A repeat performance
Last month we wrote about our recent meeting with Richard Alderman when he confirmed his intention to use the POCA in the context of corruption cases.
Last year we wrote extensively on the likely use of money laundering legislation by the SFO in corruption cases when we wrote on thebriberyact.com here and here and also on the FCPAblog about UK money laundering laws, how they apply in corruption cases and the risks posed to corporates and Boards as a result.
Richard Alderman alluded to the importance of UK money laundering legislation over a year ago too when he said to an audience of lawyers:
“Which of you would like to go and visit your CEO and CFO in a police station where they are being held following arrest on money laundering charges. Those charges will be based upon decisions by the CEO and CFO on your advice that disclosure will not be made to the SFO and that the benefit of the corruption will therefore be retained within the corporate. I can imagine some difficult discussions.”
No idle threat
Mr.

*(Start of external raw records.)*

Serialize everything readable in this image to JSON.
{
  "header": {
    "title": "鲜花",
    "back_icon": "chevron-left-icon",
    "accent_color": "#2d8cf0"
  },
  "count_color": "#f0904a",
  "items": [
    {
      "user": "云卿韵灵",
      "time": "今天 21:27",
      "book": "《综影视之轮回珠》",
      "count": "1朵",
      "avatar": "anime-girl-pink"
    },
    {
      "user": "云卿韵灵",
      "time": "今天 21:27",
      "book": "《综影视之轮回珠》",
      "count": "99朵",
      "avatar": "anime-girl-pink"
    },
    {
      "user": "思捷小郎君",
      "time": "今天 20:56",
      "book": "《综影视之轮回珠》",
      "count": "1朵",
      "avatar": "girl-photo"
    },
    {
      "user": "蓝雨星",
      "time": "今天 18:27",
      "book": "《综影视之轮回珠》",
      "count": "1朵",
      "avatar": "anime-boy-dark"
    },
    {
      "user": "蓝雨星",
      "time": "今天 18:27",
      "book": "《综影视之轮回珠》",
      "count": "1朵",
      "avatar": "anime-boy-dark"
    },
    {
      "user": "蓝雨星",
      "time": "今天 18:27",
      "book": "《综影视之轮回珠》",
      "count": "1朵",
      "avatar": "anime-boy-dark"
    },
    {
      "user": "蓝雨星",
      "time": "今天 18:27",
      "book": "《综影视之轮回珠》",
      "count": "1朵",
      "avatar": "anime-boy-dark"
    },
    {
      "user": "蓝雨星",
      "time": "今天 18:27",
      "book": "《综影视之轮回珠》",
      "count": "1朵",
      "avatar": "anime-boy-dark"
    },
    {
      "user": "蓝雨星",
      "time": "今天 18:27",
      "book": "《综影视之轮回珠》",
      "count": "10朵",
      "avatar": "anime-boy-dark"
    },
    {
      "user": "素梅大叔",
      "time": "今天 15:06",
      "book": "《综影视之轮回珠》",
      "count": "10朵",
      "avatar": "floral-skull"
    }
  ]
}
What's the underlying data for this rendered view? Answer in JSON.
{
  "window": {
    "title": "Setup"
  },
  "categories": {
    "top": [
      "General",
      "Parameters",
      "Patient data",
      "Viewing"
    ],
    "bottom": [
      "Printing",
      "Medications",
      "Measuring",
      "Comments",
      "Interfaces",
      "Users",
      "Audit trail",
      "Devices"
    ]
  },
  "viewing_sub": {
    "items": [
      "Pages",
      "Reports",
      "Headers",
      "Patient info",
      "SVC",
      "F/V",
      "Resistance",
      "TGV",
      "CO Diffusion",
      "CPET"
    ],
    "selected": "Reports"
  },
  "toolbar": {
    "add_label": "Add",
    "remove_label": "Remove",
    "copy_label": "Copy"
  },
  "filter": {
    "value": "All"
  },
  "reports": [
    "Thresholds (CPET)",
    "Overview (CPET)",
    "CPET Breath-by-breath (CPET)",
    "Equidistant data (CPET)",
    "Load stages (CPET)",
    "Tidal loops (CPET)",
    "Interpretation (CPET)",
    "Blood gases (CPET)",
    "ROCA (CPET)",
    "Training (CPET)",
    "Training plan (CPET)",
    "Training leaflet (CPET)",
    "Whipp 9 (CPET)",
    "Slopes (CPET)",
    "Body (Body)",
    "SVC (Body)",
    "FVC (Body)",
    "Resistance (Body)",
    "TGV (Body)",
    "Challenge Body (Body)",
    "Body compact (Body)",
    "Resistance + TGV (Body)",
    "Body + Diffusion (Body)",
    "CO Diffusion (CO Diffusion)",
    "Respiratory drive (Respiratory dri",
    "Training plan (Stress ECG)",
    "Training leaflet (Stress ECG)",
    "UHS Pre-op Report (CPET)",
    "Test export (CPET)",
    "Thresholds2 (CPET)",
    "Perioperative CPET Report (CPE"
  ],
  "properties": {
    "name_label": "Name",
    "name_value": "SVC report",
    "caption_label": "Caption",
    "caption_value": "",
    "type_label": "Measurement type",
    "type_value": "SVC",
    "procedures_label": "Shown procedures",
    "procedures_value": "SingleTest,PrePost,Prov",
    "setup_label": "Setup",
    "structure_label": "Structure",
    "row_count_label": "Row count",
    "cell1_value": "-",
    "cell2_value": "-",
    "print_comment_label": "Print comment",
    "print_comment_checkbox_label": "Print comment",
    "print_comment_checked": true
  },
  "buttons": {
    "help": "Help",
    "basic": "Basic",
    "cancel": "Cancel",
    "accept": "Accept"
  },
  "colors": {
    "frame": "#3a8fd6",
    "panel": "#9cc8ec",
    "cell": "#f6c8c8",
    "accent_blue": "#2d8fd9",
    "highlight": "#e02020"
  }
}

Alderman’s reference to “starting to [use money laundering laws] in cases” is not an idle threat.
Last month’s announcement by the SFO that it used money laundering laws to force M.W. Kellogg Limited to pay just over £7 million in recognition of sums it was due to receive which were generated through the criminal activity of third parties was an important example.
UK prosecution agencies routinely use the money laundering legislation in other criminal contexts and the counsel used by the SFO are very well versed in its application already.
There are economic reasons why the use of money laundering legislation could also appeal to the SFO.
As Lord Justice Thomas highlighted in Innospec (para 36 ii):
“Under what is somewhat surprisingly called an “incentive scheme”, the proceeds obtained from a confiscation order are, once collected by the Ministry of Justice, distributed to the Home Office in accordance with an agreed protocol with HM Treasury. That confiscation income is then distributed by the Home Office who retain 50% passing 18.75% to the prosecuting authority and 18.75% to the investigating authority and 12.5% to Her Majesty’s Court Service.
As the Serious Fraud Office is both the investigating and prosecuting authority, 37.5% of the confiscation amount in this case would go to the SFO, it would form part of the income of the Office.”
UK money laundering laws are already in force, in widespread use today, carry custodial sentences longer than under the Bribery Act and are referred to by the courts as “justifiably draconian”. In contrast to the Bribery Act no-one bats an eyelid at their use.
Ignoring them would be a big mistake.